A evocação dos acontecimentos que nos atingem, como sociedade, só tem sentido se lhes extraímos as devidas elações e atuarmos efetivamente, seja modificando estratégias de prevenção, agindo sobre previsíveis desencadeantes ou melhorando formas de resposta. Lembremos desastres anteriores, como a queda da ponte em Entre os Rios, em 2001: comprometemo-nos a não esquecer; a aprender com o acontecido; a estruturar programas de prevenção e intervenção no trauma psicológico. Mas, em 2017, a desejada aprendizagem, os almejados programas, as necessárias medidas de prevenção e formação mantinham-se, na melhor das hipóteses, reservadas, longe do conhecimento e utilização prática do cidadão comum.
Para que todos nos responsabilizemos na construção das mudanças que se impõem é importante generalizar o conhecimento sobre as consequências psicológicas do trauma resultante das crises.

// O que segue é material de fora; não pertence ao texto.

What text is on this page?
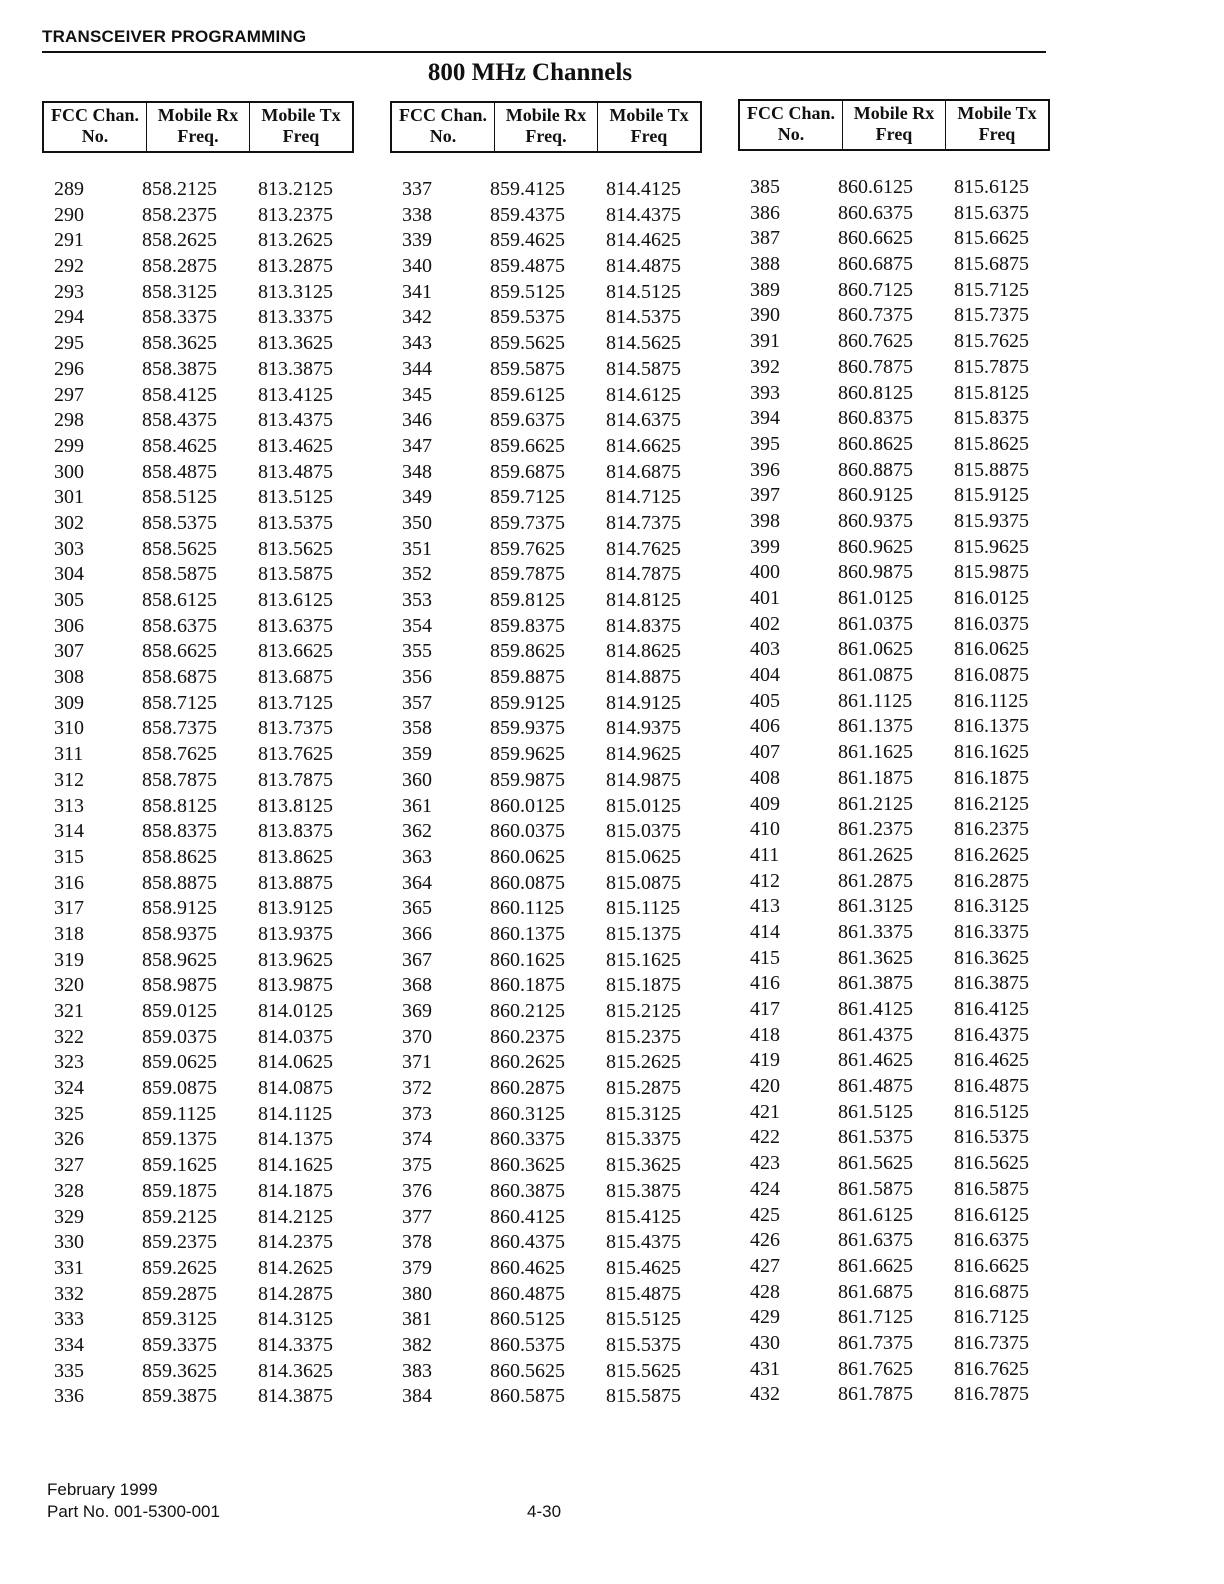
TRANSCEIVER PROGRAMMING
800 MHz Channels
FCC Chan.
No.
Mobile Rx
Freq.
Mobile Tx
Freq
289	858.2125	813.2125
290	858.2375	813.2375
291	858.2625	813.2625
292	858.2875	813.2875
293	858.3125	813.3125
294	858.3375	813.3375
295	858.3625	813.3625
296	858.3875	813.3875
297	858.4125	813.4125
298	858.4375	813.4375
299	858.4625	813.4625
300	858.4875	813.4875
301	858.5125	813.5125
302	858.5375	813.5375
303	858.5625	813.5625
304	858.5875	813.5875
305	858.6125	813.6125
306	858.6375	813.6375
307	858.6625	813.6625
308	858.6875	813.6875
309	858.7125	813.7125
310	858.7375	813.7375
311	858.7625	813.7625
312	858.7875	813.7875
313	858.8125	813.8125
314	858.8375	813.8375
315	858.8625	813.8625
316	858.8875	813.8875
317	858.9125	813.9125
318	858.9375	813.9375
319	858.9625	813.9625
320	858.9875	813.9875
321	859.0125	814.0125
322	859.0375	814.0375
323	859.0625	814.0625
324	859.0875	814.0875
325	859.1125	814.1125
326	859.1375	814.1375
327	859.1625	814.1625
328	859.1875	814.1875
329	859.2125	814.2125
330	859.2375	814.2375
331	859.2625	814.2625
332	859.2875	814.2875
333	859.3125	814.3125
334	859.3375	814.3375
335	859.3625	814.3625
336	859.3875	814.3875
FCC Chan.
No.
Mobile Rx
Freq.
Mobile Tx
Freq
337	859.4125	814.4125
338	859.4375	814.4375
339	859.4625	814.4625
340	859.4875	814.4875
341	859.5125	814.5125
342	859.5375	814.5375
343	859.5625	814.5625
344	859.5875	814.5875
345	859.6125	814.6125
346	859.6375	814.6375
347	859.6625	814.6625
348	859.6875	814.6875
349	859.7125	814.7125
350	859.7375	814.7375
351	859.7625	814.7625
352	859.7875	814.7875
353	859.8125	814.8125
354	859.8375	814.8375
355	859.8625	814.8625
356	859.8875	814.8875
357	859.9125	814.9125
358	859.9375	814.9375
359	859.9625	814.9625
360	859.9875	814.9875
361	860.0125	815.0125
362	860.0375	815.0375
363	860.0625	815.0625
364	860.0875	815.0875
365	860.1125	815.1125
366	860.1375	815.1375
367	860.1625	815.1625
368	860.1875	815.1875
369	860.2125	815.2125
370	860.2375	815.2375
371	860.2625	815.2625
372	860.2875	815.2875
373	860.3125	815.3125
374	860.3375	815.3375
375	860.3625	815.3625
376	860.3875	815.3875
377	860.4125	815.4125
378	860.4375	815.4375
379	860.4625	815.4625
380	860.4875	815.4875
381	860.5125	815.5125
382	860.5375	815.5375
383	860.5625	815.5625
384	860.5875	815.5875
FCC Chan.
No.
Mobile Rx
Freq
Mobile Tx
Freq
385	860.6125	815.6125
386	860.6375	815.6375
387	860.6625	815.6625
388	860.6875	815.6875
389	860.7125	815.7125
390	860.7375	815.7375
391	860.7625	815.7625
392	860.7875	815.7875
393	860.8125	815.8125
394	860.8375	815.8375
395	860.8625	815.8625
396	860.8875	815.8875
397	860.9125	815.9125
398	860.9375	815.9375
399	860.9625	815.9625
400	860.9875	815.9875
401	861.0125	816.0125
402	861.0375	816.0375
403	861.0625	816.0625
404	861.0875	816.0875
405	861.1125	816.1125
406	861.1375	816.1375
407	861.1625	816.1625
408	861.1875	816.1875
409	861.2125	816.2125
410	861.2375	816.2375
411	861.2625	816.2625
412	861.2875	816.2875
413	861.3125	816.3125
414	861.3375	816.3375
415	861.3625	816.3625
416	861.3875	816.3875
417	861.4125	816.4125
418	861.4375	816.4375
419	861.4625	816.4625
420	861.4875	816.4875
421	861.5125	816.5125
422	861.5375	816.5375
423	861.5625	816.5625
424	861.5875	816.5875
425	861.6125	816.6125
426	861.6375	816.6375
427	861.6625	816.6625
428	861.6875	816.6875
429	861.7125	816.7125
430	861.7375	816.7375
431	861.7625	816.7625
432	861.7875	816.7875
February 1999
Part No. 001-5300-001	4-30
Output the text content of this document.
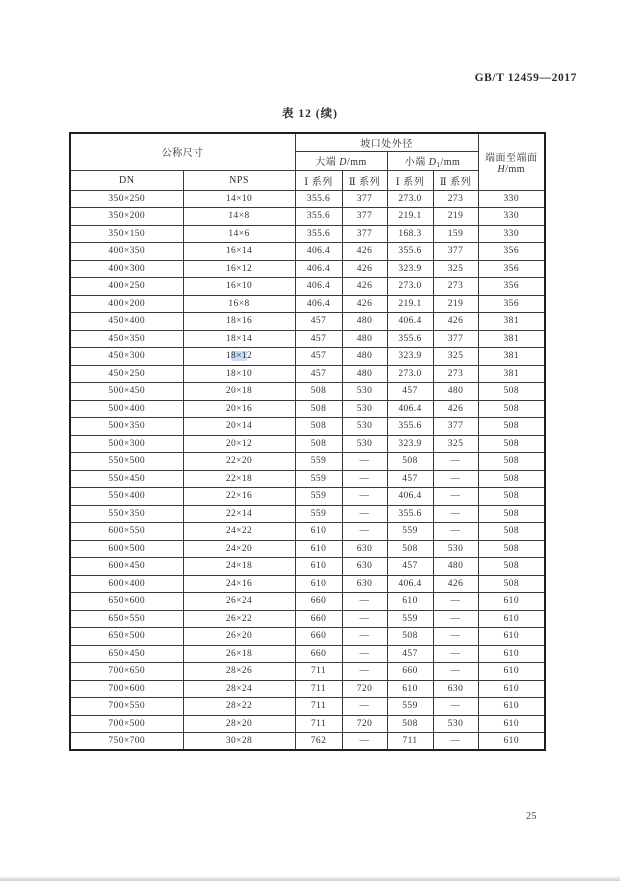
GB/T 12459—2017
表 12 (续)
公称尺寸		坡口处外径				端面至端面
H/mm
		大端 D/mm		小端 $D_1/mm$		
DN	NPS	Ⅰ 系列	Ⅱ 系列	Ⅰ 系列	Ⅱ 系列	
350×250	14×10	355.6	377	273.0	273	330
350×200	14×8	355.6	377	219.1	219	330
350×150	14×6	355.6	377	168.3	159	330
400×350	16×14	406.4	426	355.6	377	356
400×300	16×12	406.4	426	323.9	325	356
400×250	16×10	406.4	426	273.0	273	356
400×200	16×8	406.4	426	219.1	219	356
450×400	18×16	457	480	406.4	426	381
450×350	18×14	457	480	355.6	377	381
450×300	18×12	457	480	323.9	325	381
450×250	18×10	457	480	273.0	273	381
500×450	20×18	508	530	457	480	508
500×400	20×16	508	530	406.4	426	508
500×350	20×14	508	530	355.6	377	508
500×300	20×12	508	530	323.9	325	508
550×500	22×20	559	—	508	—	508
550×450	22×18	559	—	457	—	508
550×400	22×16	559	—	406.4	—	508
550×350	22×14	559	—	355.6	—	508
600×550	24×22	610	—	559	—	508
600×500	24×20	610	630	508	530	508
600×450	24×18	610	630	457	480	508
600×400	24×16	610	630	406.4	426	508
650×600	26×24	660	—	610	—	610
650×550	26×22	660	—	559	—	610
650×500	26×20	660	—	508	—	610
650×450	26×18	660	—	457	—	610
700×650	28×26	711	—	660	—	610
700×600	28×24	711	720	610	630	610
700×550	28×22	711	—	559	—	610
700×500	28×20	711	720	508	530	610
750×700	30×28	762	—	711	—	610
25
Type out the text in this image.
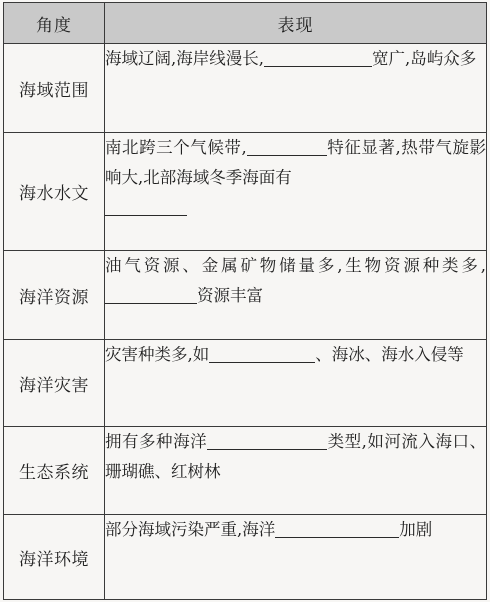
角度	表现
海域范围	海域辽阔,海岸线漫长, 宽广,岛屿众多
海水水文	南北跨三个气候带, 特征显著,热带气旋影响大,北部海域冬季海面有

海洋资源	油气资源、金属矿物储量多,生物资源种类多,资源丰富
海洋灾害	灾害种类多,如 、海冰、海水入侵等
生态系统	拥有多种海洋 类型,如河流入海口、珊瑚礁、红树林
海洋环境	部分海域污染严重,海洋 加剧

Uma experiência traumática provoca reações específicas e individualizadas, diferentes de pessoa para pessoa. Se uns reagem, compreensivelmente, com pânico e de forma desadaptada, outros conseguem recorrer aos próprios recursos internos, retomando o controlo de si mesmo. Felizmente, a maioria das vítimas consegue superar, a curto ou médio prazo, a experiência traumática, integrando-a sem sequelas psíquicas irreversíveis. Contribuem aqui as características intrínsecas da pessoa, o suporte da comunidade e a eficaz intervenção psicossocial na crise, que ajude no readquirir da saúde global do sobrevivente, ao nível físico, social e psicológico. Esse trabalho inicial, com regras e tempos próprios, não tem que ser exclusivo de psicólogos, pode integrar todos os que forem mais-valias e tenham formação prévia específica, com ênfase na intervenção junto das vítimas e na proteção do próprio técnico.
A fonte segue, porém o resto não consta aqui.